Wednesday, June 23, 2021

Marketing for Writers: Tips for Virtual Readings on Zoom, Facebook Live, etc

Read your work, sell books
Read your work, sell books, get paid, increase your visibility, but please, wear normal glasses


Events, such as readings, are a good way to raise your visibility and, occasionally, sell books.

 Among the benefits:

- If you're reading for a library or other organization, they will often handle the publicity and generate an audience.

- You may get paid. (In the Boston area, most libraries pay between $150 and $300 for a reading. Some don't pay at all -- I avoid them.)

- You can ask the library to stock your book.

- If the organization records the event, you'll get a free video. (I've done events in which the library has brought in the local cable TV station.)

What follows are tips I've gathered over the last 15 months reading on Zoom.

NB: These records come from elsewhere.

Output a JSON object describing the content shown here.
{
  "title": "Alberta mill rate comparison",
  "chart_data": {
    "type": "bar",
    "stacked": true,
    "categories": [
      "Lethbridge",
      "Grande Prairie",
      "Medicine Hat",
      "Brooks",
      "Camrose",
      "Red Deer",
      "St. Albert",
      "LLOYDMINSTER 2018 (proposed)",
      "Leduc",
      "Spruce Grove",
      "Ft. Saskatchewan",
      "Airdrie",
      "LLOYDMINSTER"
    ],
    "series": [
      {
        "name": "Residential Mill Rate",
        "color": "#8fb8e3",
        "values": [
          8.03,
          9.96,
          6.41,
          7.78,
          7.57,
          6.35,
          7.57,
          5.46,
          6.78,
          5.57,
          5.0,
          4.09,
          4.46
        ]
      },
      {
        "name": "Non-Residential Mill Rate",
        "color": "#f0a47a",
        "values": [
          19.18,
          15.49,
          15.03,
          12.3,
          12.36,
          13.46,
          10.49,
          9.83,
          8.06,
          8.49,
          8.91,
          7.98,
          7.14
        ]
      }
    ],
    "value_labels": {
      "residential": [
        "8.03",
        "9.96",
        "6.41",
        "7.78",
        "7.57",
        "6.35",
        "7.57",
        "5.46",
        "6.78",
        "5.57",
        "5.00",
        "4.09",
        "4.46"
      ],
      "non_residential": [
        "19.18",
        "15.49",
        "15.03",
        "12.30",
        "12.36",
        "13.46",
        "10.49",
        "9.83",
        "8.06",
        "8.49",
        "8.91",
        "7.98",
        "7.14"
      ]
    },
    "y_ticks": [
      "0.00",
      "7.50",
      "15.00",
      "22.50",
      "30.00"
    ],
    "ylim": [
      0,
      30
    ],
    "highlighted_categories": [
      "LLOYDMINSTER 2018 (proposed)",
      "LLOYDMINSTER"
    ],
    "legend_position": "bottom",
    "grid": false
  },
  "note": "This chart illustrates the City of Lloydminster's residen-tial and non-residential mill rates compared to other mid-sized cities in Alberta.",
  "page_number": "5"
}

Contrary to popular belief, most venues still want virtual events. Live in-person events may be widespread in the fall -- or not. 

(In the coming weeks, I'll offer tips on live, in-person events -- I'm doing my first live gig in 15 months next weekend)

I) Zoom (my preference) and Facebook Live, etc.

1) Elevate your web camera so you can stand up, which gives your more energy and movement. 
- The camera should be slightly above your eye level, tilted down slightly.

- If you're using your phone camera get a tripod and clamp for holding your phone.

- If you're using the camera on your laptop, elevate it on a small table.
(Right Click to enlarge)

- Don't use Wifi to connect to the Internet -- it can be flaky. Instead connect directly to your cable modem, if possible.

- Don't wear clothes with stripes or crazy patterns – test out your out fit and rig with a friend on the other end of a practice Zoom session. (Yes, you'll need your own Zoom account)
My seer-sucker striped pants looked weird on camera.

2) Background: Test them out before your gig!

- The backgrounds included with Zoom can cause you to fade in and out during events.

- A better option: Set up your office with a good background. A blank wall with a Japanese screen works great. I've created a black background with a windsurfing mast and some black tarps.

(Right click to enlarge)


3) Lighting: critical!

- Quick and dirty: Buy a ring light
- DIY: use exiting floor and desk lamps

Right Click to enlarge


- Much more than you need to know on lighting:

4) Reading

- Print out what you're reading in large type instead of reading directly from the book.

- If you're reading a scene with dialog, rewrite it with attributions in front of the dialog, not after it.

- To avoid reflection of your monitor in your glasses, try tilting your glasses down at an angle.

- Read into the camera not to the audience on your screen. 

- Limit big gestures as they can appear blurry on audience's screens. 

- Bonus points if you can memorize some of what you're going to read. That way you can look at the audience.